# It's Alive! Giant OCR 3 Road Bike



## Emkay (Aug 20, 2012)

I know many opinions I've read on here are that Giants are just a basic road bike without anything special attached, and usually come with Sora shifters. I also know there's probably truth in that, and that a Giant bicycle will be a great starter bike for a road bike novice like me who went from mountain bike to hybrid to fixie and --hopefully by the end of tomorrow-- honest-to-goodness road bike. Those opinions are what kept me looking at hundreds of bikes online and in different LBS around my area for the past two months. I only have $300 that I can dedicate to a bike, so that seriously limited my choices. 

That said, I found this Giant OCR 3 on Craigslist last night, and tomorrow afternoon, I shall go meet a man about a horse.
giant ocr 3

With this bike, I may go on my first night ride, or my first group ride EVER. 

Opinions? Thoughts? I have Oreos.


----------



## Akirasho (Jan 27, 2004)

... if it does not fit, then you must a quit!

It would be easy to be a downer, but I'm hoping that you have great success and ride that thing till the wheelz fall off.

Now, about that Oreo...


----------



## PJ352 (Dec 5, 2007)

I'm not sure of the year, but (FWIW) would guesstimate it's somewhere around an '06 to '08.

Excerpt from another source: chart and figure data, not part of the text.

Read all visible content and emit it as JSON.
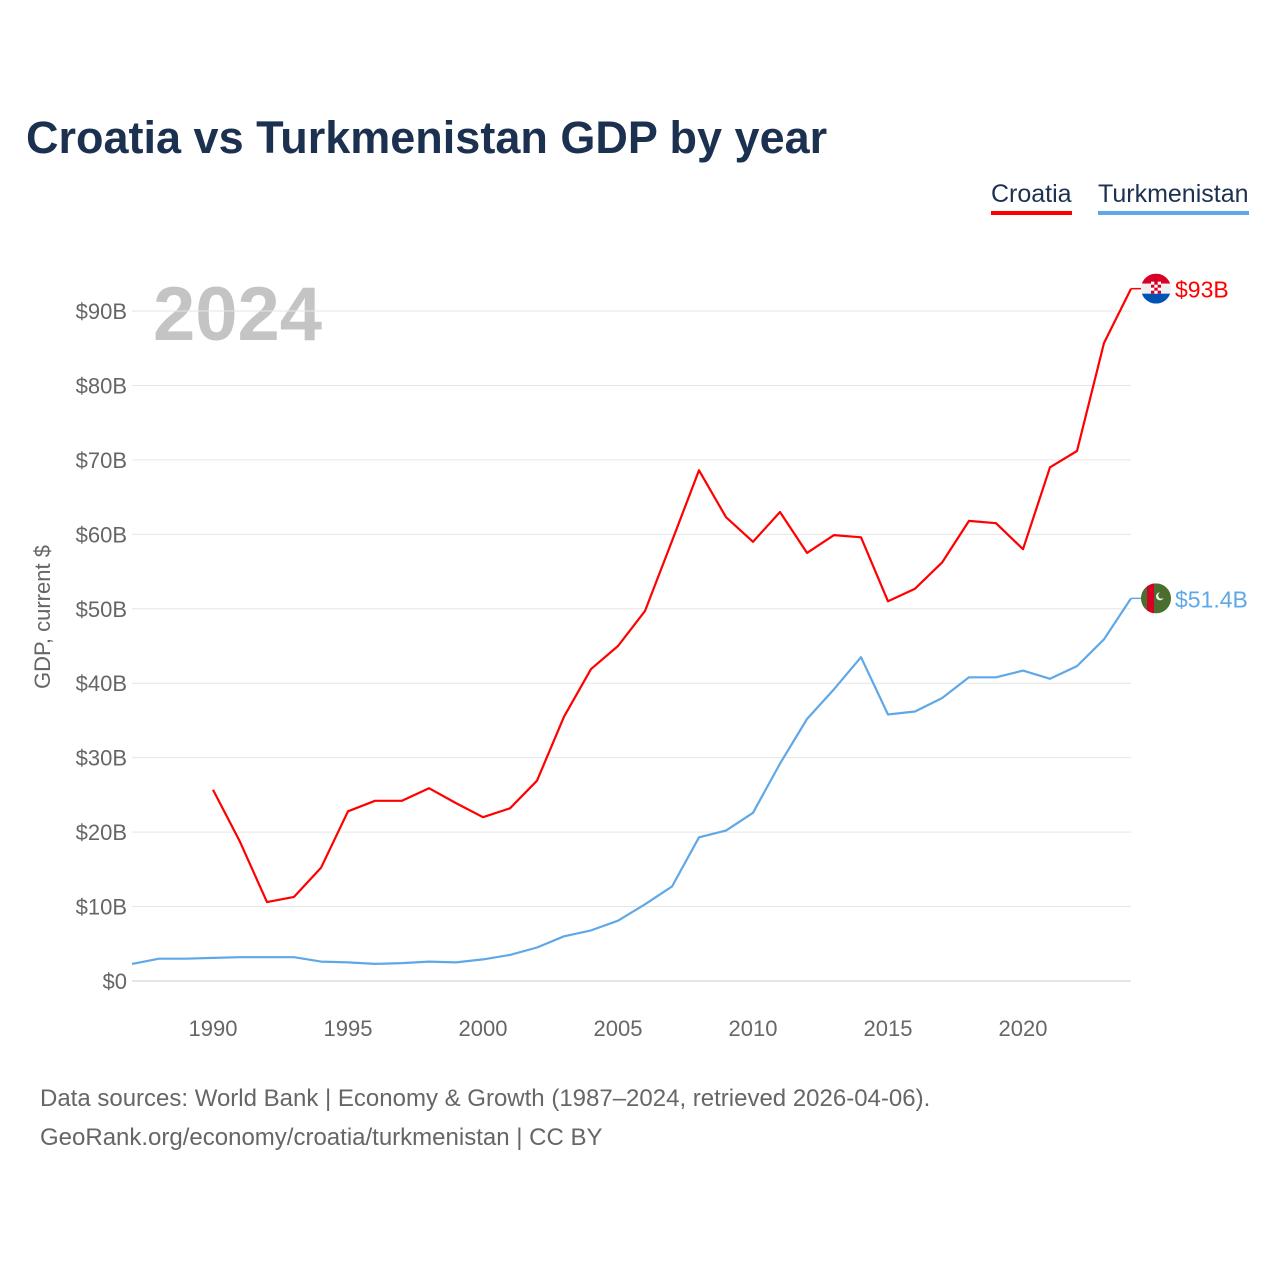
{
  "chart_data": {
    "type": "line",
    "title": "Croatia vs Turkmenistan GDP by year",
    "xlabel": "",
    "ylabel": "GDP, current $",
    "year_watermark": "2024",
    "xlim": [
      1987,
      2024
    ],
    "ylim": [
      0,
      90
    ],
    "x_ticks": [
      1990,
      1995,
      2000,
      2005,
      2010,
      2015,
      2020
    ],
    "y_ticks": [
      {
        "v": 0,
        "label": "$0"
      },
      {
        "v": 10,
        "label": "$10B"
      },
      {
        "v": 20,
        "label": "$20B"
      },
      {
        "v": 30,
        "label": "$30B"
      },
      {
        "v": 40,
        "label": "$40B"
      },
      {
        "v": 50,
        "label": "$50B"
      },
      {
        "v": 60,
        "label": "$60B"
      },
      {
        "v": 70,
        "label": "$70B"
      },
      {
        "v": 80,
        "label": "$80B"
      },
      {
        "v": 90,
        "label": "$90B"
      }
    ],
    "grid": true,
    "legend_placement": "top-right",
    "series": [
      {
        "name": "Croatia",
        "color": "#ff0000",
        "end_label": "$93B",
        "flag": "croatia-flag",
        "start_year": 1990,
        "values": [
          25.7,
          18.7,
          10.6,
          11.3,
          15.2,
          22.8,
          24.2,
          24.2,
          25.9,
          23.9,
          22.0,
          23.2,
          26.9,
          35.5,
          41.9,
          45.0,
          49.7,
          59.1,
          68.6,
          62.3,
          59.0,
          63.0,
          57.5,
          59.9,
          59.6,
          51.0,
          52.7,
          56.2,
          61.8,
          61.5,
          58.0,
          69.0,
          71.2,
          85.7,
          93.0
        ]
      },
      {
        "name": "Turkmenistan",
        "color": "#5fa8e8",
        "end_label": "$51.4B",
        "flag": "turkmenistan-flag",
        "start_year": 1987,
        "values": [
          2.3,
          3.0,
          3.0,
          3.1,
          3.2,
          3.2,
          3.2,
          2.6,
          2.5,
          2.3,
          2.4,
          2.6,
          2.5,
          2.9,
          3.5,
          4.5,
          6.0,
          6.8,
          8.1,
          10.3,
          12.7,
          19.3,
          20.2,
          22.6,
          29.2,
          35.2,
          39.2,
          43.5,
          35.8,
          36.2,
          38.0,
          40.8,
          40.8,
          41.7,
          40.6,
          42.3,
          45.9,
          51.4
        ]
      }
    ]
  },
  "footer": {
    "line1": "Data sources: World Bank | Economy & Growth (1987–2024, retrieved 2026-04-06).",
    "line2": "GeoRank.org/economy/croatia/turkmenistan | CC BY"
  }
}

You don't say if your cycling background included wrenching, but if not bringing along someone that knows the mechanics of bikes would be helpful. If your fixie fits 'reasonably well' it might give you some insight as to the Giants fit, so if it appears the bike meets your intended uses and fits/ feels like it'll work on the test ride, ask the seller to bring it to a reputable LBS for assessment. 

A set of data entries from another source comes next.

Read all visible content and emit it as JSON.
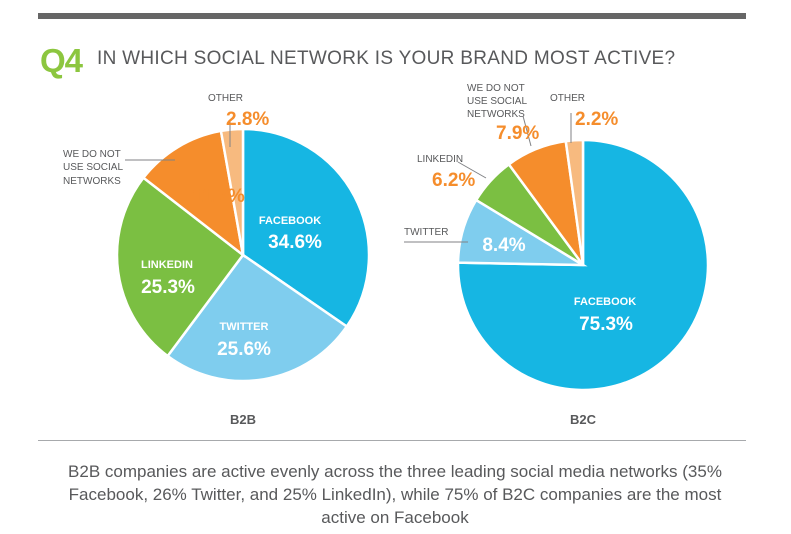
{
  "question": {
    "number": "Q4",
    "text": "IN WHICH SOCIAL NETWORK IS YOUR BRAND MOST ACTIVE?"
  },
  "summary": "B2B companies are active evenly across the three leading social media networks (35% Facebook, 26% Twitter, and 25% LinkedIn), while 75% of B2C companies are the most active on Facebook",
  "colors": {
    "question_number": "#8cc63f",
    "facebook": "#16b6e3",
    "twitter": "#7fcdee",
    "linkedin": "#7bbf42",
    "no_social": "#f58d2c",
    "other": "#f7ba7f",
    "label_orange": "#f58d2c",
    "label_gray": "#58595b",
    "divider": "#a7a9ac"
  },
  "chart_data": [
    {
      "type": "pie",
      "title": "B2B",
      "slices": [
        {
          "label": "FACEBOOK",
          "value": 34.6,
          "value_text": "34.6%"
        },
        {
          "label": "TWITTER",
          "value": 25.6,
          "value_text": "25.6%"
        },
        {
          "label": "LINKEDIN",
          "value": 25.3,
          "value_text": "25.3%"
        },
        {
          "label": "WE DO NOT USE SOCIAL NETWORKS",
          "value": 11.7,
          "value_text": "11.7%"
        },
        {
          "label": "OTHER",
          "value": 2.8,
          "value_text": "2.8%"
        }
      ]
    },
    {
      "type": "pie",
      "title": "B2C",
      "slices": [
        {
          "label": "FACEBOOK",
          "value": 75.3,
          "value_text": "75.3%"
        },
        {
          "label": "TWITTER",
          "value": 8.4,
          "value_text": "8.4%"
        },
        {
          "label": "LINKEDIN",
          "value": 6.2,
          "value_text": "6.2%"
        },
        {
          "label": "WE DO NOT USE SOCIAL NETWORKS",
          "value": 7.9,
          "value_text": "7.9%"
        },
        {
          "label": "OTHER",
          "value": 2.2,
          "value_text": "2.2%"
        }
      ]
    }
  ]
}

There might be a nominal charge, but considering they can provide some advice/ affirmation as to overall condition, fit and general value, IMO it's a worthwhile investment. From there, if you're still interested, make an offer based (at least in part) on the LBS's recommendations.


----------



## Mr. Versatile (Nov 24, 2005)

Akirasho said:


> ... if it does not fit, then you must a quit!


LMAO! :lol:


----------



## Emkay (Aug 20, 2012)

It fit! I will not quit.  Aside from some adjustment issues I was able to make myself (I'm a beginning 'Wrencher' --as I can change tires and tubes myself, adjust seats, brakes, change out handlebars, and whatnot, and true a wheel (only done once!).... I was able to ride home fairly comfortably. It'll take some continuous tweaking, some new tires (for my own peace of mind), some Tuffies, a visit to my LBS to get everything tweaked up, and change out the creaking adjustable stem with one I have from a previous bike, and it'll be perfect. Now..... about closing the gap on those drop bar brakes so I can actually reach them.... 

The brakes aren't a new thing with me. All of the bikes I've tried had the same issue with their brake levers being too far out. It's not their fault, since the brakes would have a hard time functioning properly if they were any closer to the drop bar. I just have extremely rudimentary hands. Thank God this bike has secondary brakes.

Thanks for the advice, guys! *passes out Oreos to all.* This weekend, Marbles (that's her name now--she's a Rescue just like my cat) will be checked up and ready to roll.  I'll update as the slow progress into becoming One with this bike continues.


----------